Another commonly used matrix factorization method is Stochastic Gradient Descent. Known as “Funk SVD” in this context (after Simon Funk from the Netflix project), it is actually an iterative algorithm designed to closely approximate SVD. It is generally considered to handle missing values a bit better than regular SVD (for which we had to impute zeros for NAs in order to run).

We can try SGD instead of SVD (on both models) and compare the RMSE:


### Perform Funk SVD on regression baseline
train_df_norm = pd.DataFrame(data = train_mat_norm).stack().reset_index().rename(columns={'level_0':'u_id', 'level_1':'i_id', 0:'rating'})
train_df_norm.rating = train_df_norm.rating.replace(0, np.nan)   #go back to keeping nan values
f_svd_train = fsvd.SVD(learning_rate=0.001, regularization=0.015, n_epochs=200, n_factors=k)
f_svd_train.fit(train_df_norm)
train_mat_norm_comp = f_svd_train.pu.dot(f_svd_train.qi.transpose())
train_mat_pred_sgd = train_mat_norm_comp + train_mat_pred
below_1_inds = np.argwhere(train_mat_pred_sgd<1)
train_mat_pred_sgd[below_1_inds[:,0], below_1_inds[:,1]] = 1
above_5_inds = np.argwhere(train_mat_pred_sgd>5)
train_mat_pred_sgd[above_5_inds[:,0], above_5_inds[:,1]] = 5

### Perform Funk SVD on standard baseline
train_df_norm_simp = pd.DataFrame(data = train_mat_norm_simp).stack().reset_index().rename(columns={'level_0':'u_id', 'level_1':'i_id', 0:'rating'})
train_df_norm_simp.rating = train_df_norm_simp.rating.replace(0, np.nan)   #go back to keeping nan values
f_svd_train_simp = fsvd.SVD(learning_rate=0.001, regularization=0.015, n_epochs=200, n_factors=k)
f_svd_train_simp.fit(train_df_norm_simp)
train_mat_norm_simp_comp = f_svd_train_simp.pu.dot(f_svd_train_simp.qi.transpose())
train_mat_pred_simp_sgd = train_mat_norm_simp_comp + train_mat_pred_simp
below_1_inds = np.argwhere(train_mat_pred_simp_sgd<1)
train_mat_pred_simp_sgd[below_1_inds[:,0], below_1_inds[:,1]] = 1
above_5_inds = np.argwhere(train_mat_pred_simp_sgd>5)
train_mat_pred_simp_sgd[above_5_inds[:,0], above_5_inds[:,1]] = 5
### RMSE on test data for regression baseline
rmse_test_sgd = rmse(train_mat_pred_sgd, test_mat, rmna=True)
print("RMSE for regression baseline: ", rmse_test_sgd)

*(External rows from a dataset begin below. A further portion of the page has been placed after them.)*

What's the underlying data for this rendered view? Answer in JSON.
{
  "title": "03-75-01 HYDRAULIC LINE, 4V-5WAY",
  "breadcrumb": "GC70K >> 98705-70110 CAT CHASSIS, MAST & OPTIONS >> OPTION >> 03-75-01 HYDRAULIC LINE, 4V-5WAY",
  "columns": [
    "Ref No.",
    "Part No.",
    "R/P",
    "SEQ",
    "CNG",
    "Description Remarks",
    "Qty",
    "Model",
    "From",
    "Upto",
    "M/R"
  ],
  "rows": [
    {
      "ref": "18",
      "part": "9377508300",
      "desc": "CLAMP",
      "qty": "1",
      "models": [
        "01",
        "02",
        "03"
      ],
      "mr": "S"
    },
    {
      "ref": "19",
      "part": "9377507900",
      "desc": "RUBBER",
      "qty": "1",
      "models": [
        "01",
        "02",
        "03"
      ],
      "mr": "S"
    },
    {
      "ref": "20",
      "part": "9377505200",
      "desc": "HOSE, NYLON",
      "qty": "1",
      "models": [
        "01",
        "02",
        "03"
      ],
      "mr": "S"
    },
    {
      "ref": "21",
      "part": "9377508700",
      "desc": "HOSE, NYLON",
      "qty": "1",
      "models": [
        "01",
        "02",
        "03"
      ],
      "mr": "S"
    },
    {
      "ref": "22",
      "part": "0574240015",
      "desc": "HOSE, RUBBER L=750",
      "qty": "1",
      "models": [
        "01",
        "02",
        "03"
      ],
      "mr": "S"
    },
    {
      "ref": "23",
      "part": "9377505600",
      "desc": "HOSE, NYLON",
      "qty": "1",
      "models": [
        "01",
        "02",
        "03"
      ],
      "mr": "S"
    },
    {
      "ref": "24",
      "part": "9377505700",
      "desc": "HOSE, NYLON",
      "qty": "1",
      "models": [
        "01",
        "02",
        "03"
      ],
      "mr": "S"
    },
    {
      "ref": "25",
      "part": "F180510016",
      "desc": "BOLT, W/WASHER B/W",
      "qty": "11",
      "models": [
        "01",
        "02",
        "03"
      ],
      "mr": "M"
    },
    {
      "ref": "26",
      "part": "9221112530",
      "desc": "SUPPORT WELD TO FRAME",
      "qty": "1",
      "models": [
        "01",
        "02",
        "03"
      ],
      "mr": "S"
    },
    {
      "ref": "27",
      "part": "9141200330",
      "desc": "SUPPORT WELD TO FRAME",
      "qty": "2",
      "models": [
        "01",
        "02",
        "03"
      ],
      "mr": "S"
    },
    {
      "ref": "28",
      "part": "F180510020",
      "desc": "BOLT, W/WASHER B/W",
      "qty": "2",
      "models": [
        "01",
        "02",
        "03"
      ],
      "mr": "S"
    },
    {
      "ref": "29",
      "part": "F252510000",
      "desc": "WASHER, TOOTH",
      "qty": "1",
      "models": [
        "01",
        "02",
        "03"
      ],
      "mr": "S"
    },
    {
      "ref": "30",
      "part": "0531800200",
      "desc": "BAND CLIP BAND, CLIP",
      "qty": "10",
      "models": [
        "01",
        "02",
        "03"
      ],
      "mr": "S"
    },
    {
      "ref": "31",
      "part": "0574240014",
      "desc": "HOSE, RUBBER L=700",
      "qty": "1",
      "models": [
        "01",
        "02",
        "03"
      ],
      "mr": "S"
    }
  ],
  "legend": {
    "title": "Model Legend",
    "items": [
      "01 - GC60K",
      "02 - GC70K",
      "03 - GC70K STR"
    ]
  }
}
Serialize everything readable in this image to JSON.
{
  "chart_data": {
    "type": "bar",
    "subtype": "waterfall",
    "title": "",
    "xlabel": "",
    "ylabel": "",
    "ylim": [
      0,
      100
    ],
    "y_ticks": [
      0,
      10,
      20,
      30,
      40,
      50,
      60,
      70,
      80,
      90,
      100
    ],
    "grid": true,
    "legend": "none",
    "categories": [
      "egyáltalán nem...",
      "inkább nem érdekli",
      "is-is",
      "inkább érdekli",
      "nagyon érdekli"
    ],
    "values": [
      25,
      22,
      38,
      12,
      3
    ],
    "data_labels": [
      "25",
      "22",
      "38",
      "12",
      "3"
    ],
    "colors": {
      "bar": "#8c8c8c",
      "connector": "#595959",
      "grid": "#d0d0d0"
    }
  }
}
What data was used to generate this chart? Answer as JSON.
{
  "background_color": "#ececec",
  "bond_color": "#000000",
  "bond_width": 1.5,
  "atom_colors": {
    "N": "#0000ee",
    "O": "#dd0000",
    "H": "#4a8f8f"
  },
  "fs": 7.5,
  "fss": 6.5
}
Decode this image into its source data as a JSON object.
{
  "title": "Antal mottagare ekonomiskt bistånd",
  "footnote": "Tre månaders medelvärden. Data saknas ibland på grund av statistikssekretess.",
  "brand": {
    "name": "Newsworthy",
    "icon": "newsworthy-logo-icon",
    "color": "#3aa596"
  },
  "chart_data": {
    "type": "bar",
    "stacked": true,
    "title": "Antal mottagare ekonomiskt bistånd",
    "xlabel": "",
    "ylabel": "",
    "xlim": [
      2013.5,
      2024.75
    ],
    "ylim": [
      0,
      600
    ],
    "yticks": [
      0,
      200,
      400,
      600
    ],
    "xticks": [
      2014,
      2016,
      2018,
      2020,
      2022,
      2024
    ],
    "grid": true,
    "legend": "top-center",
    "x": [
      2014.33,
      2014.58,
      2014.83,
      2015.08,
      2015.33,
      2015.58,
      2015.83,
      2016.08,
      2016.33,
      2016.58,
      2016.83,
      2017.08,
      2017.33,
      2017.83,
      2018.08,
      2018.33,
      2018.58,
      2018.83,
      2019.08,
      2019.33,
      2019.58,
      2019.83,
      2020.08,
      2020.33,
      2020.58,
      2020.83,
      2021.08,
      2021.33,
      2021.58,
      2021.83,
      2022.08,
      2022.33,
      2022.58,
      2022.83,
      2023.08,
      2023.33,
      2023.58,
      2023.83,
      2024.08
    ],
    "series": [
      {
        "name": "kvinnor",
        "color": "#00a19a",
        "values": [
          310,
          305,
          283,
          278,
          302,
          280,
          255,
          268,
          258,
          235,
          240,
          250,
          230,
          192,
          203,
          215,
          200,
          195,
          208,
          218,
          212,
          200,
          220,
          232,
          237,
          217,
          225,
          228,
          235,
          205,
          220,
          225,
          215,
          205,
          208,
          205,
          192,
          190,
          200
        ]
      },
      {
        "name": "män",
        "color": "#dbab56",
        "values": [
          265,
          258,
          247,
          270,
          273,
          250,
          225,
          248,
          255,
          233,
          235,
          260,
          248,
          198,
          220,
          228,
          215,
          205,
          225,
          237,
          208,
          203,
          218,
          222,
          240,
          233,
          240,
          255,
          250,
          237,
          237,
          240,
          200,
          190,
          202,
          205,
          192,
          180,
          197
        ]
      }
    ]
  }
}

### RMSE on test data for standard baseline
## RMSE for regression baseline:  0.9271434820439688
rmse_test_simp_sgd = rmse(train_mat_pred_simp_sgd, test_mat, rmna=True)
print("RMSE for standard baseline: ", rmse_test_simp_sgd)
## RMSE for standard baseline:  0.9498245269124519

Once again, both RMSEs are lower than they were without using matrix factorization, with the regression baseline version outperforming the standard baseline version.


Summary

Using a dataset of movie ratings from MovieLens, we built several different collaborative filtering recommender models.

First we normalized our data and came up with baselines for users and items. The standard way of doing this is to use simple averages, but instead we ran a regression. Due to computational expense we used a few linear algebra tricks to speed up the regression. Next we explored dimensionality reduction using two different forms of matrix factorization.

We evaluated our various models by training them on a subset of the original data and then calculating the RMSE of predictions on the unseen test data. In doing so, we saw more accurate predictions with regression baselines compared to standard baselines, and with matrix factorization compared to no matrix factorization.

Future work could explore the distributions of the biases. Linear regression did a good job of improving point estimates for users and items, but additionally examining the shapes of user and item distributions might prove beneficial.